I also know people - women, ALWAYS women - who have been stuck in countries because they have kids and are living abroad. You know your rights in the UK. You know that if you were to divorce for any reason at all (not necessarily cheating!) sweat the likely outcome would be regarding where you live and the school your kids go to. That all completely changes abroad. For example, your right to bring your kids to spend Christmas in the UK with your parents is determined by your then ex. He has to sign papers agreeing to you leaving the country, the dates you'll be away and the country you'll be in. If he says no, you have to accept it, or go to court. There are MANY other examples. Think that if you're not working and we're to get divorced, how would you get a work permit if you didn't have one? What would your eligibility be if you were no longer married? You know the answer to that in the UK, but I'm betting you've no idea about Australia.

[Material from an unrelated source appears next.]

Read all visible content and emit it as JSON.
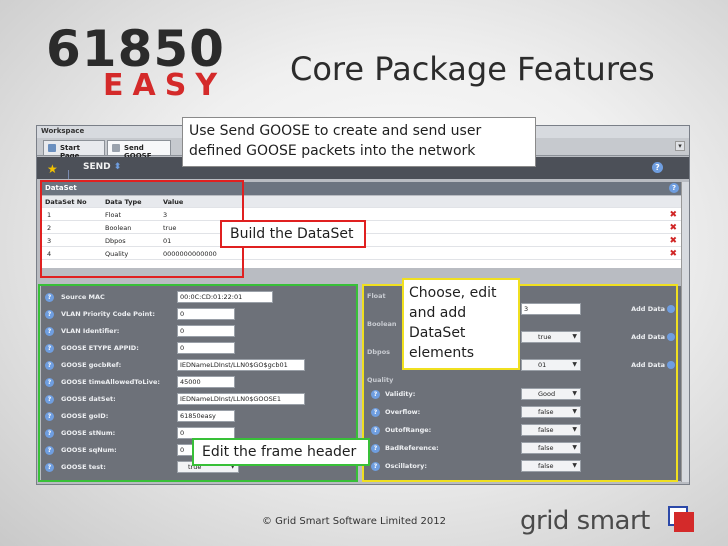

They seem like nothing to do with you now, and that's great, but nobody ever gets married thinking they'll divorce, yet it happens 50% of the time.
I'd advise you to make the move, but also to first visit an international family lawyer to get advice on your position and what you can do to make it either similar to the UK, or whatever you want it to be. This is a massive boost to DH's career, which helps benefit from with or without you, so there's no reason for you as his partner to be disadvantaged in any way.
And remember, when you get there and he gets up that first day (and many others) to go to the office, meets people and naturally makes connections, you'll be settling the kids and forging out your own social life - it won't be ready made for you like his is. So, you already start at a disadvantage. Don't put yourself at any more of one than that.